NASA’s Curiosity rover has been photographed climbing up Lower Mount Sharp using the Mars Reconnaissance Orbiter, the Telegraph reports.
The image of the rover, which shows a tiny speck of blue surrounded by a copper-colored backdrop, was captured by NASA’s Mars Orbiter camera (HiRISE) on June 5. The HiRISE camera captures images of the Mars rover every three months in order to study the changing features of the Red Planet’s surface, including dune migration and erosion.
The Curiosity rover was captured not long after it conducted a investigation of active sand dunes below Mount Sharp and was climbing uphill towards “Vera Rubin Ridge” to examine outcrops where hematite deposits have been identified.

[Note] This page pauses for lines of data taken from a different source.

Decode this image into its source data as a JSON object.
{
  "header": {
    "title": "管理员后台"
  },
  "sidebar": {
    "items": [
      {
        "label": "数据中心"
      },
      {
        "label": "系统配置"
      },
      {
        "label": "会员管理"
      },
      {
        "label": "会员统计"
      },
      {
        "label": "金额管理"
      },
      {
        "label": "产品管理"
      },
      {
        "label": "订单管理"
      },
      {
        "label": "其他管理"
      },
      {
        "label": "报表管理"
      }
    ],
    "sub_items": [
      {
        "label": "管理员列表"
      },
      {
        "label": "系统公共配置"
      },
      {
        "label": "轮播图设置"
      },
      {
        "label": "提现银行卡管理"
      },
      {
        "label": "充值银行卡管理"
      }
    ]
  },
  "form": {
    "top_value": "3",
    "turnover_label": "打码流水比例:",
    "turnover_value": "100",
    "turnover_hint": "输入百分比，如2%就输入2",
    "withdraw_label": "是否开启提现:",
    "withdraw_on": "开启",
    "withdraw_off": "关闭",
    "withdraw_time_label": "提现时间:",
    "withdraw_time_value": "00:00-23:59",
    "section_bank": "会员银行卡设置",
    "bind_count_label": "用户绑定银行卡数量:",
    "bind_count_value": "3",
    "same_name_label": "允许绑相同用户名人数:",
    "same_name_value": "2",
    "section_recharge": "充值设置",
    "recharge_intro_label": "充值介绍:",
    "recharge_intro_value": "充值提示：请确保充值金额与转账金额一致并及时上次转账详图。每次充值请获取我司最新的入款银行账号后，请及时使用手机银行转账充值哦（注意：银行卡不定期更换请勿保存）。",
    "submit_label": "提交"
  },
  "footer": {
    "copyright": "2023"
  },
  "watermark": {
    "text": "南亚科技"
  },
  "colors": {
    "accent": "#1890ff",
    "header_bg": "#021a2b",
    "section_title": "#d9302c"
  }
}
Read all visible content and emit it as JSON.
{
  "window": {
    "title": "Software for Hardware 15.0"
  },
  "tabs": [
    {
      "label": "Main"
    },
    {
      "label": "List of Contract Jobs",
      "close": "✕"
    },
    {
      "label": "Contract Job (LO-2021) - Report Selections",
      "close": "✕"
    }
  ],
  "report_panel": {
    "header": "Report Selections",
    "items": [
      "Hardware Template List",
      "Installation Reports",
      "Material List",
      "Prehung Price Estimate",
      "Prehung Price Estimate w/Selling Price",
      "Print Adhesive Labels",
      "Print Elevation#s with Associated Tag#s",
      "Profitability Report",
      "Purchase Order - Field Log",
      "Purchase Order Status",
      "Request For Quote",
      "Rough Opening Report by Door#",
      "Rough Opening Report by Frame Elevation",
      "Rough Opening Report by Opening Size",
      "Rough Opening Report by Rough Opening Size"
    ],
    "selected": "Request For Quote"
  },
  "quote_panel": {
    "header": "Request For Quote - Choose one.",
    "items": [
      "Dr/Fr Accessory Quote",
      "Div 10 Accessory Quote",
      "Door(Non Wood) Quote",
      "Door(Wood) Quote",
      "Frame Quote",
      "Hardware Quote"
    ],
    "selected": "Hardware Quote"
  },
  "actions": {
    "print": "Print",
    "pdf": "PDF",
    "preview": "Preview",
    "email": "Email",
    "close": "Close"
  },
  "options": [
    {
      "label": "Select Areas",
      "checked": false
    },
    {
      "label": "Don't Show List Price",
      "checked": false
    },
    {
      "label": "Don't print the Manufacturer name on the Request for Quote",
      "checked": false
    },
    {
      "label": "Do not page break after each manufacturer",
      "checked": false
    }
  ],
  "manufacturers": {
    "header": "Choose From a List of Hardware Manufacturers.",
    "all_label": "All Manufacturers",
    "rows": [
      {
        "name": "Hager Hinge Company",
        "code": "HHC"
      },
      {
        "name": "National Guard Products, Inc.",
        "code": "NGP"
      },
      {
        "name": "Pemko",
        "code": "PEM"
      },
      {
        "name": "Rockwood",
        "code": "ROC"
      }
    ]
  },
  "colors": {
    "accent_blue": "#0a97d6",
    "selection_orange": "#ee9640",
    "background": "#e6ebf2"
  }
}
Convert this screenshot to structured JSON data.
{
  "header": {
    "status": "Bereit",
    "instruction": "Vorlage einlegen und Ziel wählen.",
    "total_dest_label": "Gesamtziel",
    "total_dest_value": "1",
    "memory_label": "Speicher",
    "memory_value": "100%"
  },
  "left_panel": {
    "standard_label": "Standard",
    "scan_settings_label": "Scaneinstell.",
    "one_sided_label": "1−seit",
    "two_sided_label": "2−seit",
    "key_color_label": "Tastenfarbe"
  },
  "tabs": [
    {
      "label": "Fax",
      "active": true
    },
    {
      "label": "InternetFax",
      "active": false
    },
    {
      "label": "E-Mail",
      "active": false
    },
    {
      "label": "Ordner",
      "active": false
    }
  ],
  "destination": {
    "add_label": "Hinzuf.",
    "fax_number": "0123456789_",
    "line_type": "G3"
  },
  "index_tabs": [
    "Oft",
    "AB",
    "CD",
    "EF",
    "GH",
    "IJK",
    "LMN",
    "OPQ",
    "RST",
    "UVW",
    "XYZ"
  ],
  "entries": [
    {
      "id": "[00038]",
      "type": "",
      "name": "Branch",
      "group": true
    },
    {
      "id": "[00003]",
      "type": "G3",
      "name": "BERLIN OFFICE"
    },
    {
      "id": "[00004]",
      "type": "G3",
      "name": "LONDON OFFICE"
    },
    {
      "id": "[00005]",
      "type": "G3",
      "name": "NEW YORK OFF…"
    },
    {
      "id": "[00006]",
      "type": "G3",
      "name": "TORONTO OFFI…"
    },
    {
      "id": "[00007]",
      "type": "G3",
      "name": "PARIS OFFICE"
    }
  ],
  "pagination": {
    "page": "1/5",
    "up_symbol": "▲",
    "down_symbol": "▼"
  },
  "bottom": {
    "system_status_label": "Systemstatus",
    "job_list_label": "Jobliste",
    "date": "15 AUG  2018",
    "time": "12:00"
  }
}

The Curiosity rover is approximately 10 feet in length and nine feet wide — just about the size of a small SUV.
The image shows NASA’s Mars Curiosity rover being surrounded by tan rocks and patches of dark sand.
Curiosity appeared bluer than usual on account of the special filter used by the Mars Orbiter camera, which helps scientists identify Mars’ different features, which can’t be spotted by the human naked eye.
Using the Mars Curiosity rover, scientists are studying exposures of rocks found in Mount Sharp’s many layers in order to record the various environmental conditions that arose from different periods in the early history of the Red Planet.
A week ago NASA’s Curiosity rover had discovered diverse mineral content on Mar’s surface, specifically from the lower layers of Mount Sharp, as reported by the Inquisitr. After some extensive study, researchers came to the conclusion that the wide range of minerals found on Mars’ surface bolsters recent findings proving that the Red Planet used to have liquid water. The diverse minerals, scientists suppose, resulted from microbial creatures that resided in the mountain’s rich layers.
— Curiosity Rover (@MarsCuriosity) June 1, 2017
A team of scientists from NASA’s Astromaterials Research and Exploration Science (ARES) division studied the first four samples the Curiosity rover had found from the base of Mount Sharp, and then came to the conclusion that Mars and Earth shared many similarities in their early years. Essentially, this means that Mars may have been habitable in the past.
“We went to Gale Crater to investigate these lower layers of Mount Sharp that have these minerals that precipitated from water and suggest different environments,” said Elizabeth Rampe, Mars research scientist for Aerodyne at NASA. “These layers were deposited about 3.5 billion years ago, coinciding with a time on Earth when life was beginning to take hold. We think early Mars may have been similar to early Earth, and so these environments might have been habitable.”
Mount Sharp is a Martian mountain found in the middle of a crater comprised of sediments deposited in a lake bed millions of years ago. Scientists believe that the crater used to be a vast ocean.